Singapore lacks after-hours care for the elderly: Gan

Mr Matsunage Masatake telling Health Minister Gan Kim Yong of his daily exercise regime at the day rehabilitation centre following his fall and fractured hip. There are gaps in Singapore's eldercare services that need to be plugged if more old people
Mr Matsunage Masatake telling Health Minister Gan Kim Yong of his daily exercise regime at the day rehabilitation centre following his fall and fractured hip. There are gaps in Singapore's eldercare services that need to be plugged if more old people are to continue living at home after they become frail. -- ST FILE PHOTO: SALMA KHALIK

Minister has set up committee to find ways to provide home-care support

There are gaps in Singapore's eldercare services that need to be plugged if more old people are to continue living at home after they become frail.

One of them is the need for after-hours care, said Health Minister Gan Kim Yong.

Today, support services for the elderly, such as day and rehabilitation care, are largely available only during office hours. These services need to be extended to accommodate elderly people with family members returning home late or those living alone who might need help at night.

Another is having medical care, such as a general practitioner clinic or polyclinic, located near apartments for the elderly - something Singapore can include in its development plans, said Mr Gan.

The minister was sharing with the media some ideas from his four-day study trip to Japan earlier this month that can be applied to Singapore.

He revealed that he set up a Homecare Working Committee comprising professionals in the field and service providers in April this year. The committee will draw up a masterplan on how to develop the services needed to help the elderly age in the community, and how to find and train the manpower needed.

During the trip, Mr Gan, who was accompanied by officials from the Ministry of Health, Agency for Integrated Care and the Housing Board, visited 20 eldercare providers, including hospitals, nursing homes and day rehabilitation centres in and around Tokyo.

They also visited the burgeoning "Smart City" complex, where elderly people live in rented flats. These flats and the surrounding area are being redeveloped to give them better care, social support and even work opportunities.

Seeing how Japan is coping with the needs of its ageing population reaffirms that Singapore is heading in the right direction, said Mr Gan, who also chairs the Ministerial Committee on Ageing.

In 20 years, Singapore will be facing challenges similar to the ones Japan is dealing with now.

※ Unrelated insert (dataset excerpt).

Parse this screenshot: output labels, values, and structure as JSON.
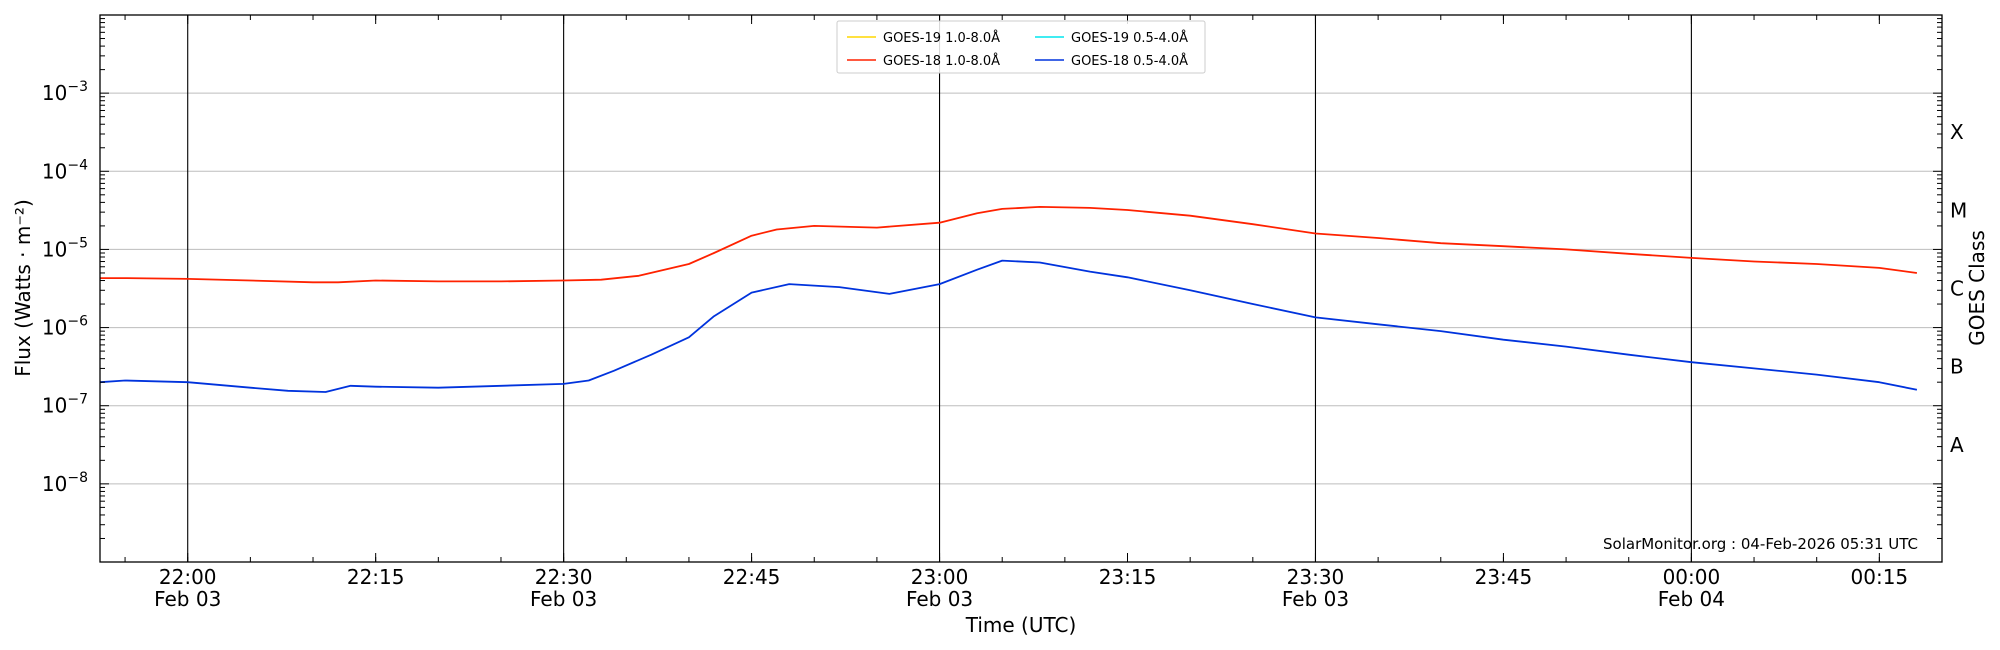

Singapore's move to get firms to re-hire those eligible up to the age of 65 from 62 - and eventually to 67 - is something it learnt from Japan, said Mr Gan, who was the manpower minister before taking on his current portfolio.

Japan wants to keep people working for even longer. He said: "Our target is 67, but if we live longer and longer, we clearly need to adjust according to lifespan."

Japan has been preparing for its ageing population for decades, but was still caught off guard by the ballooning group of older people, and now has long waiting lists for its eldercare services.

This is because of the longer lifespan of the Japanese, said Professor Junichiro Ohgata of Tokyo University's Institute of Gerontology. Before World War II, the Japanese had an average lifespan of 50 years. Today, they have the longest lifespan in the world - women live an average of 86 years, and men, 82 years.

Singaporeans are also living longer - about 15 years more than in 1965. Said Mr Gan: "We need to build in flexibility and adapt strategies as the demographic pattern evolves."

That is why the Government wants to promote home-care services, so many elderly people can continue living at home. To do this, the minister wants to adopt Japan's "3Cs" approach.

First, providing comprehensive care - social, medical and care support - for the elderly living at home.

Second, building up capacity ahead of need, such as adding more than 20 nursing homes and several hospitals and polyclinics in the coming decade.

Third, giving caregivers more support, such as guidance on how to take care of the old and frail in the family, and respite, so they can manage in the long haul.

Said Mr Gan: "We have always taken the position that ageing can be fulfilling to the individual, who can also be an asset to society."